Selanjutnya hatinya berkata, Ah, bagaimanakah besok kalau aku telah mati. Bagaimana aku
mempertanggungjawabkan perbuatanku. Kalau begini terus kelak aku akan masuk neraka. Hidup
susah di akhirat sana. Sementara abangku akan hidup nikmat di surga. Tidak! Aku tidak boleh
hidup dalam lembah maksiat terus. Aku harus mencoba hidup di jalan yang lurus. Nanti malam
habis maghrib aku akan ke masjid tempat kakak beribadah. Aku mau tobat dan ikut shalat. Aku
mau kembali ke pangkuan Allah Swt. Aku mau beribadah sepanjang sisa hidupku. Semoga saja
Allah mau mengampuni dosa-dosaku yang telah lalu.

Dan benarlah. Ketika malam datang kedua saudara itu melakukan niatnya masing-masing. Usai
shalat maghrib, sang kakak kembali ke rumah, ganti pakaian dan bergegas menuju rumah bordil.
Adapun sang adik, telah pergi meninggalkan rumah bordil begitu mendengar suara azan
maghrib. Jalan yang diambil dua bersaudara itu tidak sama, sehingga keduanya tidak berjumpa di
tengah jalan.

Sampai di rumah bordil si Abang mencari adiknya. Namun tidak ada. Orang-orang yang ada di
rumah bordil tidak ada yang tahu ke mana adiknya itu pergi. Meskipun adiknya tidak ada ia tetap
melaksanakan niatnya. Nafsu telah menguasai akal pikirannya.

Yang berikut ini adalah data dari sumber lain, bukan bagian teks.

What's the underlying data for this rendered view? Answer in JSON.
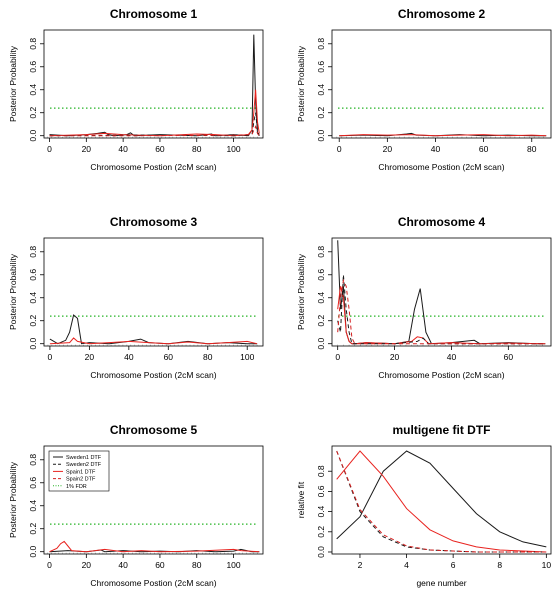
{
  "colors": {
    "sweden1": "#1a1a1a",
    "sweden2": "#1a1a1a",
    "spain1": "#e8231f",
    "spain2": "#d42020",
    "fdr": "#27b427"
  },
  "chart_data": [
    {
      "type": "line",
      "title": "Chromosome 1",
      "xlabel": "Chromosome Postion  (2cM scan)",
      "ylabel": "Posterior Probability",
      "xlim": [
        -3,
        116
      ],
      "ylim": [
        -0.02,
        0.92
      ],
      "xticks": [
        0,
        20,
        40,
        60,
        80,
        100
      ],
      "yticks": [
        0.0,
        0.2,
        0.4,
        0.6,
        0.8
      ],
      "fdr": 0.24,
      "series": [
        {
          "key": "sweden1",
          "style": "solid",
          "x": [
            0,
            10,
            20,
            26,
            30,
            32,
            35,
            42,
            44,
            46,
            60,
            80,
            88,
            90,
            100,
            108,
            110,
            111,
            112,
            113,
            114
          ],
          "y": [
            0.01,
            0.0,
            0.01,
            0.02,
            0.03,
            0.01,
            0.0,
            0.01,
            0.025,
            0.0,
            0.01,
            0.0,
            0.015,
            0.0,
            0.01,
            0.0,
            0.05,
            0.88,
            0.3,
            0.02,
            0.0
          ]
        },
        {
          "key": "spain1",
          "style": "solid",
          "x": [
            0,
            20,
            30,
            40,
            60,
            80,
            90,
            100,
            108,
            110,
            111,
            112,
            113,
            114
          ],
          "y": [
            0.0,
            0.01,
            0.02,
            0.01,
            0.0,
            0.015,
            0.01,
            0.0,
            0.01,
            0.05,
            0.2,
            0.4,
            0.12,
            0.02
          ]
        },
        {
          "key": "sweden2",
          "style": "dashed",
          "x": [
            0,
            50,
            100,
            110,
            111,
            112,
            113,
            114
          ],
          "y": [
            0.0,
            0.005,
            0.0,
            0.01,
            0.12,
            0.2,
            0.05,
            0.0
          ]
        },
        {
          "key": "spain2",
          "style": "dashed",
          "x": [
            0,
            50,
            100,
            110,
            111,
            112,
            113,
            114
          ],
          "y": [
            0.0,
            0.0,
            0.005,
            0.01,
            0.05,
            0.08,
            0.02,
            0.0
          ]
        }
      ]
    },
    {
      "type": "line",
      "title": "Chromosome 2",
      "xlabel": "Chromosome Postion  (2cM scan)",
      "ylabel": "Posterior Probability",
      "xlim": [
        -3,
        88
      ],
      "ylim": [
        -0.02,
        0.92
      ],
      "xticks": [
        0,
        20,
        40,
        60,
        80
      ],
      "yticks": [
        0.0,
        0.2,
        0.4,
        0.6,
        0.8
      ],
      "fdr": 0.24,
      "series": [
        {
          "key": "sweden1",
          "style": "solid",
          "x": [
            0,
            10,
            20,
            28,
            30,
            32,
            40,
            50,
            60,
            70,
            80,
            86
          ],
          "y": [
            0.0,
            0.005,
            0.0,
            0.015,
            0.02,
            0.005,
            0.0,
            0.01,
            0.0,
            0.005,
            0.0,
            0.0
          ]
        },
        {
          "key": "spain1",
          "style": "solid",
          "x": [
            0,
            10,
            20,
            30,
            40,
            50,
            60,
            70,
            80,
            86
          ],
          "y": [
            0.0,
            0.01,
            0.005,
            0.01,
            0.0,
            0.005,
            0.01,
            0.0,
            0.005,
            0.0
          ]
        }
      ]
    },
    {
      "type": "line",
      "title": "Chromosome 3",
      "xlabel": "Chromosome Postion  (2cM scan)",
      "ylabel": "Posterior Probability",
      "xlim": [
        -3,
        108
      ],
      "ylim": [
        -0.02,
        0.92
      ],
      "xticks": [
        0,
        20,
        40,
        60,
        80,
        100
      ],
      "yticks": [
        0.0,
        0.2,
        0.4,
        0.6,
        0.8
      ],
      "fdr": 0.24,
      "series": [
        {
          "key": "sweden1",
          "style": "solid",
          "x": [
            0,
            4,
            8,
            10,
            12,
            14,
            16,
            20,
            30,
            40,
            46,
            50,
            60,
            70,
            80,
            90,
            100,
            105
          ],
          "y": [
            0.04,
            0.0,
            0.03,
            0.1,
            0.25,
            0.22,
            0.0,
            0.01,
            0.0,
            0.02,
            0.04,
            0.01,
            0.0,
            0.02,
            0.0,
            0.01,
            0.0,
            0.0
          ]
        },
        {
          "key": "spain1",
          "style": "solid",
          "x": [
            0,
            10,
            12,
            14,
            20,
            30,
            40,
            50,
            60,
            70,
            80,
            90,
            100,
            105
          ],
          "y": [
            0.0,
            0.01,
            0.05,
            0.02,
            0.0,
            0.01,
            0.02,
            0.01,
            0.0,
            0.015,
            0.0,
            0.01,
            0.02,
            0.0
          ]
        }
      ]
    },
    {
      "type": "line",
      "title": "Chromosome 4",
      "xlabel": "Chromosome Postion  (2cM scan)",
      "ylabel": "Posterior Probability",
      "xlim": [
        -2,
        75
      ],
      "ylim": [
        -0.02,
        0.92
      ],
      "xticks": [
        0,
        20,
        40,
        60
      ],
      "yticks": [
        0.0,
        0.2,
        0.4,
        0.6,
        0.8
      ],
      "fdr": 0.24,
      "series": [
        {
          "key": "sweden1",
          "style": "solid",
          "x": [
            0,
            1,
            2,
            3,
            4,
            5,
            6,
            10,
            20,
            25,
            27,
            29,
            31,
            33,
            40,
            48,
            50,
            60,
            70,
            73
          ],
          "y": [
            0.9,
            0.3,
            0.5,
            0.1,
            0.02,
            0.0,
            0.0,
            0.01,
            0.0,
            0.02,
            0.3,
            0.48,
            0.1,
            0.0,
            0.01,
            0.03,
            0.0,
            0.01,
            0.0,
            0.0
          ]
        },
        {
          "key": "spain1",
          "style": "solid",
          "x": [
            0,
            1,
            2,
            3,
            4,
            5,
            6,
            10,
            20,
            26,
            28,
            30,
            32,
            40,
            50,
            60,
            73
          ],
          "y": [
            0.3,
            0.5,
            0.4,
            0.1,
            0.02,
            0.0,
            0.0,
            0.01,
            0.0,
            0.02,
            0.06,
            0.05,
            0.0,
            0.01,
            0.0,
            0.005,
            0.0
          ]
        },
        {
          "key": "sweden2",
          "style": "dashed",
          "x": [
            0,
            1,
            2,
            3,
            4,
            5,
            6,
            10,
            20,
            28,
            30,
            32,
            40,
            73
          ],
          "y": [
            0.2,
            0.1,
            0.6,
            0.3,
            0.1,
            0.0,
            0.0,
            0.0,
            0.0,
            0.02,
            0.05,
            0.0,
            0.0,
            0.0
          ]
        },
        {
          "key": "spain2",
          "style": "dashed",
          "x": [
            0,
            1,
            2,
            3,
            4,
            5,
            6,
            10,
            73
          ],
          "y": [
            0.1,
            0.4,
            0.55,
            0.5,
            0.3,
            0.05,
            0.0,
            0.0,
            0.0
          ]
        }
      ]
    },
    {
      "type": "line",
      "title": "Chromosome 5",
      "xlabel": "Chromosome Postion  (2cM scan)",
      "ylabel": "Posterior Probability",
      "xlim": [
        -3,
        116
      ],
      "ylim": [
        -0.02,
        0.92
      ],
      "xticks": [
        0,
        20,
        40,
        60,
        80,
        100
      ],
      "yticks": [
        0.0,
        0.2,
        0.4,
        0.6,
        0.8
      ],
      "fdr": 0.24,
      "legend": {
        "position": "top-left",
        "entries": [
          {
            "key": "sweden1",
            "style": "solid",
            "label": "Sweden1 DTF"
          },
          {
            "key": "sweden2",
            "style": "dashed",
            "label": "Sweden2 DTF"
          },
          {
            "key": "spain1",
            "style": "solid",
            "label": "Spain1 DTF"
          },
          {
            "key": "spain2",
            "style": "dashed",
            "label": "Spain2 DTF"
          },
          {
            "key": "fdr",
            "style": "dotted",
            "label": "1% FDR"
          }
        ]
      },
      "series": [
        {
          "key": "sweden1",
          "style": "solid",
          "x": [
            0,
            10,
            20,
            28,
            30,
            40,
            50,
            60,
            70,
            80,
            90,
            100,
            104,
            110,
            114
          ],
          "y": [
            0.0,
            0.01,
            0.0,
            0.015,
            0.0,
            0.01,
            0.0,
            0.005,
            0.0,
            0.01,
            0.0,
            0.005,
            0.02,
            0.0,
            0.0
          ]
        },
        {
          "key": "spain1",
          "style": "solid",
          "x": [
            0,
            4,
            6,
            8,
            10,
            12,
            20,
            30,
            40,
            50,
            60,
            80,
            100,
            104,
            114
          ],
          "y": [
            0.0,
            0.03,
            0.07,
            0.09,
            0.05,
            0.01,
            0.0,
            0.02,
            0.0,
            0.01,
            0.0,
            0.005,
            0.02,
            0.01,
            0.0
          ]
        }
      ]
    },
    {
      "type": "line",
      "title": "multigene fit DTF",
      "xlabel": "gene number",
      "ylabel": "relative fit",
      "xlim": [
        0.8,
        10.2
      ],
      "ylim": [
        -0.02,
        1.05
      ],
      "xticks": [
        2,
        4,
        6,
        8,
        10
      ],
      "yticks": [
        0.0,
        0.2,
        0.4,
        0.6,
        0.8
      ],
      "series": [
        {
          "key": "sweden1",
          "style": "solid",
          "x": [
            1,
            2,
            3,
            4,
            5,
            6,
            7,
            8,
            9,
            10
          ],
          "y": [
            0.13,
            0.35,
            0.8,
            1.0,
            0.88,
            0.63,
            0.38,
            0.2,
            0.1,
            0.05
          ]
        },
        {
          "key": "spain1",
          "style": "solid",
          "x": [
            1,
            2,
            3,
            4,
            5,
            6,
            7,
            8,
            9,
            10
          ],
          "y": [
            0.72,
            1.0,
            0.75,
            0.43,
            0.22,
            0.11,
            0.05,
            0.02,
            0.01,
            0.0
          ]
        },
        {
          "key": "sweden2",
          "style": "dashed",
          "x": [
            1,
            2,
            3,
            4,
            5,
            6,
            7,
            8,
            9,
            10
          ],
          "y": [
            1.0,
            0.4,
            0.15,
            0.05,
            0.02,
            0.01,
            0.0,
            0.0,
            0.0,
            0.0
          ]
        },
        {
          "key": "spain2",
          "style": "dashed",
          "x": [
            1,
            2,
            3,
            4,
            5,
            6,
            7,
            8,
            9,
            10
          ],
          "y": [
            1.0,
            0.42,
            0.17,
            0.06,
            0.02,
            0.01,
            0.0,
            0.0,
            0.0,
            0.0
          ]
        }
      ]
    }
  ]
}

Ia pun menuruti segala yang
diinginkan nafsunya di rumah bordil itu bersama para penari dan pelacur.

Di tempat lain, sang adik sampai di masjid tempat abangnya biasa ibadah. Ia sudah bertekad
bulat untuk tobat meninggalkan semua perbuatan buruknya. Ia mengambil air wudhu dan masuk
ke dalam masjid. Ia mencari-cari kakaknya, ternyata tidak ada.

Padahal biasanya kakaknya selalu beritikaf di masjid usai maghrib sampai isya. Ia bertanya pada
penjaga masjid, namun ia tidak tahu kemana perginya. Meskipun tidak ada kakaknya niatnya
telah bulat. Ia melakukan shalat dan beristighfar sebanyak-banyaknya dengan mata bercucuran
air mata.

Jangan Turuti Hawa Nafsu

Tiba-tiba bumi tergoncang dengan hebatnya. Terdengar suara hiruk pikuk dari oeang-orang
berteriak. Awas ada gempa ! Ada gempa ! teriak orang-orang di jalan. Orang-orang panik
keluar dari rumah untuk menyelamatkan diri. Takut kalau-kalau rumah mereka runtuh.
Si Adik yang sedang larut dalam kenikmatan tobatnya tidak beranjak dari dalam masjid. Ia tidak
merasakan ada gempa. Demikian juga sang kakak yang saat itu sedang terlena di rumah bordil.
Ia sama sekali tidak merasakan gempa. Goncangan gempa malam itu cukup keras. Beberapa
bangunan rubuh. Termasuk masjid dan rumah bordil.

Keesokan harinya si Abang ditemukan tewas di antara reruntuhan rumah bordil di samping
mayat seorang penari wanita dalam keadaan yang memalukan. Sedangkan si Adik juga
ditemukan tewas di antara reruntuhan masjid. Kedua tangannya mendekap sebuah mushaf di
dada.

Masyarakat yang tahu ihwal kedua abang beradik itu meneteskan air mata. Mereka tidak habis
pikir, orang yang selama ini dikenal ahli ibadah kok bisa tewas dengan cara yang sedemikian
tragisnya.

Sedangkan adiknya yang selama ini dikenal ahli maksiat kok bisa husnul khatimah. Dengan
peristiwa itu orang-orang diberi pelajaran yang sangat berharga. Sesungguhnya kematian bisa
datang kapan saja. Hanya Allah yang tahu.

Maka jangan sekali-kali iseng menuruti hawa nafsu. Siapa tahu saat sedang menuruti hawa nafsu
itulah maut menjemput. Naudzubillahi min dzalik. Mahfumnya niat baik harus selalu dijaga,
agar Allah Swt menganugerahkan akhir hidup yang indah. Akhir hidup yang diridhai-Nya.